# Tairyo rod and good braid??



## munro91 (Oct 18, 2011)

Hi all just wondering if anyone has used or currently uses the tairyo branded rods in particular the megaspeed or the nanospeed and what people think about them?

Second subject. What is a good braid to use under 10lb looking at like 6-8lb price isn't really an issue with re braid just want some advice with it.

Cheers Munro


----------



## ArWeTherYet (Mar 25, 2007)

For the price of a Tairyo you could probably build your own quality rod, or if like me you lack the skills you might be able to buy some thing decent from Japan. I like to oigle at this shop http://www.plat.co.jp/shop/catalog/defa ... f6abf3499/

Not sure of braid, Breambo forum seem to like Daiwa TD-Sensor Tournament Braid.
Last stuff I bought was UNITIKA, which is s good as any I've used.


----------



## SharkNett (Feb 20, 2006)

Going to grab Sunline Super PE in 10lb this week to fish over Pflueger Trion 3-6kg I just ordered. Not tried it before but been around a while, not too dear and gets pretty good reviews.


----------



## munro91 (Oct 18, 2011)

Yeah I've heard a few good things about the sunline braid. I was in my local tackleworld and the bloke there showed me 20lb braid by a Japanese company. The feeling of that braid compared to fins 10lb. The Japanese one was soo much thinner and smoother than the fins it was unbelievable ay.

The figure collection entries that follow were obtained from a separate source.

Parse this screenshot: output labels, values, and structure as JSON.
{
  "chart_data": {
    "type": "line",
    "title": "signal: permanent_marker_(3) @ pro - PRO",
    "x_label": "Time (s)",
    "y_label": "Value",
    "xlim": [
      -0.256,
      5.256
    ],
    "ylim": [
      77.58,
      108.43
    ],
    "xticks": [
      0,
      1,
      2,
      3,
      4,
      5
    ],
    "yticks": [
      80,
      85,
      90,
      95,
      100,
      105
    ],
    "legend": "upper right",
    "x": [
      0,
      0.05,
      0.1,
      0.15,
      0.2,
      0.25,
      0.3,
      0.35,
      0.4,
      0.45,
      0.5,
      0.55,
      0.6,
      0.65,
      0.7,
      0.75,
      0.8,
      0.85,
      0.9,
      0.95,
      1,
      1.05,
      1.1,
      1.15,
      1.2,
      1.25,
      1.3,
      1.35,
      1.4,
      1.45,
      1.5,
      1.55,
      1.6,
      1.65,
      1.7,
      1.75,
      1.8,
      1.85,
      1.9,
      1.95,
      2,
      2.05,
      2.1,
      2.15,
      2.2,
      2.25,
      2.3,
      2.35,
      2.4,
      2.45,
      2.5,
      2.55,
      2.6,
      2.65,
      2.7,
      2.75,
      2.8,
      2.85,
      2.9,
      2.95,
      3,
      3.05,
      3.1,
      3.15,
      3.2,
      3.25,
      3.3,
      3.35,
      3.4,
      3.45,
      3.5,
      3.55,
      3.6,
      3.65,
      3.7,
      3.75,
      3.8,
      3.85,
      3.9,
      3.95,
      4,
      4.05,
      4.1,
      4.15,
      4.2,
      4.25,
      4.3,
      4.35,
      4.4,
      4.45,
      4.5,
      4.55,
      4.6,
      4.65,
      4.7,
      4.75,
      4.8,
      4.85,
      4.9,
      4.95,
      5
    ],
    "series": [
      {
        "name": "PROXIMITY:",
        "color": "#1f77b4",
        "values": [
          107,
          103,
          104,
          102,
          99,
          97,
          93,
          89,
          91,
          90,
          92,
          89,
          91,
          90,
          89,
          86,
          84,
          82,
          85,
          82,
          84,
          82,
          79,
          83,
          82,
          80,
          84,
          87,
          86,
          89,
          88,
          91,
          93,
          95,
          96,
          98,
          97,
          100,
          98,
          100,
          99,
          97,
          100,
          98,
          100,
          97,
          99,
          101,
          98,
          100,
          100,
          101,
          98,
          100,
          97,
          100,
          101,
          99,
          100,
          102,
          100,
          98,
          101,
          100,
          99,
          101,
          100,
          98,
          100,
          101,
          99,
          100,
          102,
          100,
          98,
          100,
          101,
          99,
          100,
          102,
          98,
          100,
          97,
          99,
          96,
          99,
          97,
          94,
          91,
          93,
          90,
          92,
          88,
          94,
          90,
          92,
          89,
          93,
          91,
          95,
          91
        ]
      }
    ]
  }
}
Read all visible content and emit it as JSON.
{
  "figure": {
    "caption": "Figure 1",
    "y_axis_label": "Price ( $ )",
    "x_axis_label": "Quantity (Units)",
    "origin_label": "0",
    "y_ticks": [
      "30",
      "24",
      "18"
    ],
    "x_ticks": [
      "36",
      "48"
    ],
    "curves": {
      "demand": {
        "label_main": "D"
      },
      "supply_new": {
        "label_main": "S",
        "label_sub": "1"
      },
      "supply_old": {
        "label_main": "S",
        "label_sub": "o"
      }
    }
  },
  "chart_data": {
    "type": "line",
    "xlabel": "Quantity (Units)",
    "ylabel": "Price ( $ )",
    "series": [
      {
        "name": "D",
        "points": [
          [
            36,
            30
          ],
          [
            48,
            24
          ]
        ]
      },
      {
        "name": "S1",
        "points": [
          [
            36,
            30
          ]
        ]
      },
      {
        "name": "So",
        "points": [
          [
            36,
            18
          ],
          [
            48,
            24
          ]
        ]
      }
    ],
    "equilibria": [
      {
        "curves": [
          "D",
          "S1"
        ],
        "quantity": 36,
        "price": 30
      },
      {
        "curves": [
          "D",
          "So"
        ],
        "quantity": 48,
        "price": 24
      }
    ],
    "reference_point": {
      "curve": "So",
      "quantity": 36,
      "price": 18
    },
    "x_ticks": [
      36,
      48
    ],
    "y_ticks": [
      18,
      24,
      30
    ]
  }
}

And yeah I hadn't heard to much of the tairo rods but they don't look that bad for the money really.


----------



## Lovey (Aug 4, 2010)

Power Pro is the best


----------



## dirty (Mar 16, 2011)

Just switched all my rods from PowerPro to Sunline Super PE. Was a great decision, smoother and thinner.

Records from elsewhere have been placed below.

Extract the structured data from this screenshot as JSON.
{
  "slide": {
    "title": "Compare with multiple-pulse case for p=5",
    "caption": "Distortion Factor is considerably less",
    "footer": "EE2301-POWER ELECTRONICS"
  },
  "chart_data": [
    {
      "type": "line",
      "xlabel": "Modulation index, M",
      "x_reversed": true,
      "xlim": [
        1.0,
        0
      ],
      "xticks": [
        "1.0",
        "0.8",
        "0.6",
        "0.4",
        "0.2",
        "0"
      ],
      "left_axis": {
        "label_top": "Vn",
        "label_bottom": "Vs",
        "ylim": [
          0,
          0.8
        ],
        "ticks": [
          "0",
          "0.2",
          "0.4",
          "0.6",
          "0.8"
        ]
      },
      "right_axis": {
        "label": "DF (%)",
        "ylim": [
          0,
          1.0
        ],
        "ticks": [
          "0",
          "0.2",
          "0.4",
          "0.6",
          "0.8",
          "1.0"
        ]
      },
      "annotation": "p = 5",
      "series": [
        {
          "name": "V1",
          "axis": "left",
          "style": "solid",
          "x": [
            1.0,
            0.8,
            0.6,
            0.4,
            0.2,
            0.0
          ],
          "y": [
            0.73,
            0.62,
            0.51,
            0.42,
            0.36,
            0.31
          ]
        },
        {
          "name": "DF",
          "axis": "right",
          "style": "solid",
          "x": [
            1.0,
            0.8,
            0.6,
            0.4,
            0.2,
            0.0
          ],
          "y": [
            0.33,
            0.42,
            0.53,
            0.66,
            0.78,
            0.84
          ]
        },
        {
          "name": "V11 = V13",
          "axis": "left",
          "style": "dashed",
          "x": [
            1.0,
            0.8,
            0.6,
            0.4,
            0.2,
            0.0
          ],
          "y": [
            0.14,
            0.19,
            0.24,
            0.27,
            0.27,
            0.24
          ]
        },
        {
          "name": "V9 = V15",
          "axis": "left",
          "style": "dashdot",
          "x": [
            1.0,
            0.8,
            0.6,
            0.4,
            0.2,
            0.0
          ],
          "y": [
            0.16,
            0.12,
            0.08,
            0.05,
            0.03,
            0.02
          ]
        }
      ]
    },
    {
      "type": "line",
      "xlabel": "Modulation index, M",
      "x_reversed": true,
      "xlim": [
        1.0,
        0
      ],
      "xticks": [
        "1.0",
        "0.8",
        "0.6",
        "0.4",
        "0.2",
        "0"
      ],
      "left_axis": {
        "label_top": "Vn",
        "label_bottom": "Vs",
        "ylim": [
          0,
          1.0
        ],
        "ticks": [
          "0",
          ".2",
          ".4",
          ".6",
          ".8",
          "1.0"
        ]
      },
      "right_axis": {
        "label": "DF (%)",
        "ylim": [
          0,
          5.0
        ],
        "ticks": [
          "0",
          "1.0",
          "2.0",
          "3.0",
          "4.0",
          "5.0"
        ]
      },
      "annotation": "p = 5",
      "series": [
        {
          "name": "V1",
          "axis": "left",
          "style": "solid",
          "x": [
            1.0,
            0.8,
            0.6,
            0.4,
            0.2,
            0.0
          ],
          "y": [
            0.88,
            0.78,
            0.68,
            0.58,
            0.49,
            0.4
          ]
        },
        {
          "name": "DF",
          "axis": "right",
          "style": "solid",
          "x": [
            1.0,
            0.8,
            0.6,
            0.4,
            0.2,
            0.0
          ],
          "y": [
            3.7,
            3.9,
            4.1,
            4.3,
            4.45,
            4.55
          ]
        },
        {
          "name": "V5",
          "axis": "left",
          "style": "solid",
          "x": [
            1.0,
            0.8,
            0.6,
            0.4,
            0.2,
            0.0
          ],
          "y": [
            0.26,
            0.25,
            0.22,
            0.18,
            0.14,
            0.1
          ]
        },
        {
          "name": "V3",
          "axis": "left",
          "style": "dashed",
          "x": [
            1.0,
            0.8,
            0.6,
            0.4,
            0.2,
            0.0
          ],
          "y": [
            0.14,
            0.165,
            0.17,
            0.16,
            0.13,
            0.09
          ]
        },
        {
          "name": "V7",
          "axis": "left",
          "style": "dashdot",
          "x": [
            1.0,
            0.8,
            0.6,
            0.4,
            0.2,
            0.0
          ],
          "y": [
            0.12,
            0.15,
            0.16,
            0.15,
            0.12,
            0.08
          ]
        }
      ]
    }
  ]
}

I've go a Tairyo BC rod. It's a great product at a good price. Feels nice in the hand and loads up well.


----------



## munro91 (Oct 18, 2011)

Yeah going to have a feel of both the sunline and power pro braids this week.

@Dirty- so you like/rate the tairyo rods? Because they don't look to bad just havnt been able to find any reviews or anythin so yeah much appreciated.


----------



## fishcq (Oct 2, 2011)

have a tairyo rod nanospeed and used it first time this weekend.. got a little ci4 2500 stradic on it with powerpro and i love it.


----------



## dirty (Mar 16, 2011)

http://www.bassfishingaddicts.com/2012/ ... o-use.html

If it counts for anything, I wouldn't hesitate to buy another one.


----------



## robsea (Apr 7, 2010)

Hi ya.

i bought a 2 piece 7 foot Meagaspeed from a local tackle shop around the New Year. At the time i was keen on the lightness and stiffer action...but would have preferred the nanospeed. I matched an Okuma Trio 20 with 4lb Power Pro to it . From the yak i found that the handle length was a little longer than i prefer, but this is not a real issue. Simply a matter of preference and custom.

My preferred line is probably Castaway. At 10lb rated bs and the thin diameter it is in deed a great line. i have used daiwa tournament in 8lb and very much liked it, but found that i got numerous wind knots. Now that has nothing to do with the strength of breeze! I'm speaking of my sloppy line management and Pavlovian reliance on an auto bail arm closure after a slight turn of the handle. w-i-n-d. Both Castaway and Daiwa are 8 strand braids, Very sexy! i have no doubt that there are several other brands of equal standard to which i look forward to experimenting with in the near future.

But with a 1000 Ci4 and Castaway I look forward to some fun, longevity and smooth running thru the guides!


----------